The specific fractures that have aroused concern include atypical subtrochanteric and diaphyseal breaks.
Such fractures "are known to occur in patients with osteoporosis," said the deputy director of the FDA's Office of New Drugs, Sandra Kweder, MD, in a press call with reporters.
"However, in recent years there has been an increasing number of reports of femur fractures with some unusual features in patients taking bisphosphonates."
Kweder said these features included younger-than-average patient age, little or no trauma, bilateral fractures in some cases, and reports of thigh or groin pain preceding actual fracture.
"I want to emphasize that they [atypical femur fractures] are quite rare," Kweder added.
The FDA's safety communication indicated that the atypical femoral breaks have accounted for less than 1% of hip and femur fractures overall.
The ASBMR task force had based its conclusions on 310 reports of such fractures. Another FDA official, Theresa Kehoe, MD, said on the press call that the agency's review covered about the same number.
But she added that many such fractures probably go unreported and that the agency believes the actual number is much larger -- though still tiny in relation to the 5 million patients who take bisphosphonates for osteoporosis each year.
The FDA emphasized that the new risk information applies only to bisphosphonates approved to treat osteoporosis.
"This notice does not affect bisphosphonate drugs that only are used to treat Paget's disease or high blood calcium levels due to cancer (i.e., Didronel, Zometa, Skelid, and their generic products)," according to an agency safety announcement.

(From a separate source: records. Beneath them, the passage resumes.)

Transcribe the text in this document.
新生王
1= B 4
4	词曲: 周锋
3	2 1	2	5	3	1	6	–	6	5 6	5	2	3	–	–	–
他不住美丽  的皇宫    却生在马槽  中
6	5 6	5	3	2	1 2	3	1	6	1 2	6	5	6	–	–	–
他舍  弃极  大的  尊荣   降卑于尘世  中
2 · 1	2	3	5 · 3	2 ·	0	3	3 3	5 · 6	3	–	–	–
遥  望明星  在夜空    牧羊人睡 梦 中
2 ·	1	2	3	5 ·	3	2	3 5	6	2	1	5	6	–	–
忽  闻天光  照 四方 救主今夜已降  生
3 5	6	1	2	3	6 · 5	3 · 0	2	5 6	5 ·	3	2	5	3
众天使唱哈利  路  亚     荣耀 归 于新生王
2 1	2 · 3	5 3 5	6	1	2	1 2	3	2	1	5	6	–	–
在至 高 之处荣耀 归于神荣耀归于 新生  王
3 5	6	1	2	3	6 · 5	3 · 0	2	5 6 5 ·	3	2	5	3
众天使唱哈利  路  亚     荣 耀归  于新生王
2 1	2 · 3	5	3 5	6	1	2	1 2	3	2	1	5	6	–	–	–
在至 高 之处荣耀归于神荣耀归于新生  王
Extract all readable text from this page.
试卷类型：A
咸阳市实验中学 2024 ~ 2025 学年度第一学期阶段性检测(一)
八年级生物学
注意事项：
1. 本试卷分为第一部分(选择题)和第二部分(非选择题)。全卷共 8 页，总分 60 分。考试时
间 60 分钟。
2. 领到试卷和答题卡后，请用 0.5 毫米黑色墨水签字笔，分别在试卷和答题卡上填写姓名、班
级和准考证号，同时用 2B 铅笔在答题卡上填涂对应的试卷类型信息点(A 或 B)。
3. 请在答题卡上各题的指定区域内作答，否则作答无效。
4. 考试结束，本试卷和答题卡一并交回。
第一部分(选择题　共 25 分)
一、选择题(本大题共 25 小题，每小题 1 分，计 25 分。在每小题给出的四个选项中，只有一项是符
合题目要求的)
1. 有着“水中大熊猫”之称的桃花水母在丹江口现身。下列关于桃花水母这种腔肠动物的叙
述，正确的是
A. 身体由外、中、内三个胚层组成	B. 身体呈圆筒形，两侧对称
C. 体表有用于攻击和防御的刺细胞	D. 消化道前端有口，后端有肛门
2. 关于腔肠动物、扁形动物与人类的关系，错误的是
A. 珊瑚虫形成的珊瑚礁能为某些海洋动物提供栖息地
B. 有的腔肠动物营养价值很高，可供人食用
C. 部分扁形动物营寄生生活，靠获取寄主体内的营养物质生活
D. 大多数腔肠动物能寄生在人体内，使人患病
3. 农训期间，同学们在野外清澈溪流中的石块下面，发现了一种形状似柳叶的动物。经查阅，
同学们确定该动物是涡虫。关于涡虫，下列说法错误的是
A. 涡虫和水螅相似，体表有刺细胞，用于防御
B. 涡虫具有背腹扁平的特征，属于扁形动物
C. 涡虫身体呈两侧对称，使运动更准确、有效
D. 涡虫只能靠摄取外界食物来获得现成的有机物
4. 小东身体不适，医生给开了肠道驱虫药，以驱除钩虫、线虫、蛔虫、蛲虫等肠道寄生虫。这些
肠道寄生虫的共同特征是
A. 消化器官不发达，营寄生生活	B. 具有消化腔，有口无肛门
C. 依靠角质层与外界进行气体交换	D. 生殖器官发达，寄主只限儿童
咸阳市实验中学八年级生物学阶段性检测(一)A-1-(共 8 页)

The label change for the osteoporosis drugs will add information about the potential for atypical femoral fractures. In addition, a new "Limitations of Use" statement will describe the uncertainty of the optimal duration of use of bisphosphonates for the treatment and/or prevention of osteoporosis, the FDA indicated.
Also, manufacturers have been directed to develop a medication guide to be included with all bisphosphonate products to inform patients of the risk for atypical femur fracture.
The agency recommended that physicians reevaluate the need for continued bisphosphonate treatment in patients who have been taking the drug for more than five years.
Patients reporting groin or thigh pain should be examined for possible femoral fracture, the FDA also urged.
In more than half of the reported cases of atypical fractures, Kweder said, patients had reported such pain starting "weeks or months" before an actual fracture occurred.
When femoral fractures are found, the agency said, all antiresorptive agents should be stopped and the details should be reported to the FDA's MedWatch program.
Makers of bisphosphonate drugs reacted quickly to the FDA's announcement.
A statement issued by Merck, manufacturer of alendronate (Fosamax), indicated that the company had voluntarily included labeling information about the fracture reports in 2009.
"We will continue to work closely with FDA to facilitate these additional requests," the Merck statement said.